“If you want to find the secrets of the universe, think in terms of energy, frequency and vibration.”

                                                                                                                                        -Nikola Tesla

These drawings are neither purely abstract, nor strictly representational, but hover somewhere between the two. They share an interest in spatial illusion, intricacy, geometry, patterning, cross-hatching and implied movement. They are playfully quirky, at times mildly psychedelic. They are imaginative visual speculations on the mysteries of the universe. Each represents a unified world with its own internal logic that abides by a few natural laws we recognize, like the existence of light, perspective, gravity, 2-D and 3-D space. 

I am both fascinated and confounded by Albert Einstein’s claim that time — as we perceive it — is an illusion. Astrophysicists say that space-time is tied together in a so-called continuum; we exist in a 3D world, but there are mysteries in the universe like black holes, and theories of quantum physics where physical law on the atomic level follow entirely different rules from the physical laws that applies to the larger objects of our visible reality. It is said that we exist in a mathematical construct. Using a visual vocabulary that contains geometry, movement, space, color, rhythm, patterning, and dance seems like a reasonable strategy for approximating — or more modestly — attempting to conceive the inconceivable.
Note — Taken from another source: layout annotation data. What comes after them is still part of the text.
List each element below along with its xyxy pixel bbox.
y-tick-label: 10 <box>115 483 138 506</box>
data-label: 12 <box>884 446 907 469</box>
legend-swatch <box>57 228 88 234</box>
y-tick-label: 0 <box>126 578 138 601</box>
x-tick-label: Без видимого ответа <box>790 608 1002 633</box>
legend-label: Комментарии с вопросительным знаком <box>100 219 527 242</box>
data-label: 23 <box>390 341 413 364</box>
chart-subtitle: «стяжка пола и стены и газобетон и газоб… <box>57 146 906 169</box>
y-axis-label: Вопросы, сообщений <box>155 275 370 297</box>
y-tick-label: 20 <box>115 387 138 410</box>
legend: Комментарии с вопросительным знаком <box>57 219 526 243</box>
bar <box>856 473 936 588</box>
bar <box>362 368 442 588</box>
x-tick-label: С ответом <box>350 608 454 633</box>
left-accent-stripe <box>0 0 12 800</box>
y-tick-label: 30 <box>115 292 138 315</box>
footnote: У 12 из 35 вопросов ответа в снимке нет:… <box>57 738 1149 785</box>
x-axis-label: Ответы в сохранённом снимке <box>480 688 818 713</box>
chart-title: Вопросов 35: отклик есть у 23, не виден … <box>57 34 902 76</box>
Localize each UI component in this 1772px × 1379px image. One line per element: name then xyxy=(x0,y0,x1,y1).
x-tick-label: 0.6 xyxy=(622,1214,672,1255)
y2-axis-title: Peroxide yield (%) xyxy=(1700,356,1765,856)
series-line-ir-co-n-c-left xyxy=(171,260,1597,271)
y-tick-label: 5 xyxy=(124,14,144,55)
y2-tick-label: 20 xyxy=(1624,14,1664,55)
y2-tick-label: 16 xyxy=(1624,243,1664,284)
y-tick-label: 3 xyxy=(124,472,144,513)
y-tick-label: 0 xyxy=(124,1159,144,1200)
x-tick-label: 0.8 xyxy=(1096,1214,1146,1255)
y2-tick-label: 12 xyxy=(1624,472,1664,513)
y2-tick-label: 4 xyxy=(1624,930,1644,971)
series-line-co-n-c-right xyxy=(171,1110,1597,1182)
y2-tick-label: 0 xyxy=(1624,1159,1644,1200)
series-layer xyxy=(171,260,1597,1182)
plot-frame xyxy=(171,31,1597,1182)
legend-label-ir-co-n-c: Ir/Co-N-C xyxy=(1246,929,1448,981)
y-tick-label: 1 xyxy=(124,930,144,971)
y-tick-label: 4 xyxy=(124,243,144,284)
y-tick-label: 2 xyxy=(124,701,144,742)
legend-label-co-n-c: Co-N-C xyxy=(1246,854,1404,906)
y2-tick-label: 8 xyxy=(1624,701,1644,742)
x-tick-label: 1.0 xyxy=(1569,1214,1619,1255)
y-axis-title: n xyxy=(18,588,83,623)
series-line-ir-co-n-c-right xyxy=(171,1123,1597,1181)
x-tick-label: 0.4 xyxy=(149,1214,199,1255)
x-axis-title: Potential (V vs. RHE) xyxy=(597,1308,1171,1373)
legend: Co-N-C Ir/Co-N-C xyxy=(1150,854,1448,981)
Sumptuous, intricate, ornamented, these oil paintings are richly referential — they call to mind a range of associations from mandalas, the cosmos, cells, lace, brocade and more. I feel aligned with the long history of geometric and floral ornamentation the Far Eastern, Middle Eastern, and European craftsmen have long employed. They did so with the implicit understanding that pattern and repetition, which are endemic in nature, are primal in their rhythmic connection to the human nervous system. I identify my work with the long tradition of visual artists interested in notions of cosmology. I am, as my friend the artist Thomas Lyon Mills says, painting worlds within worlds with the aim of revealing profound, contemplative, slow truths.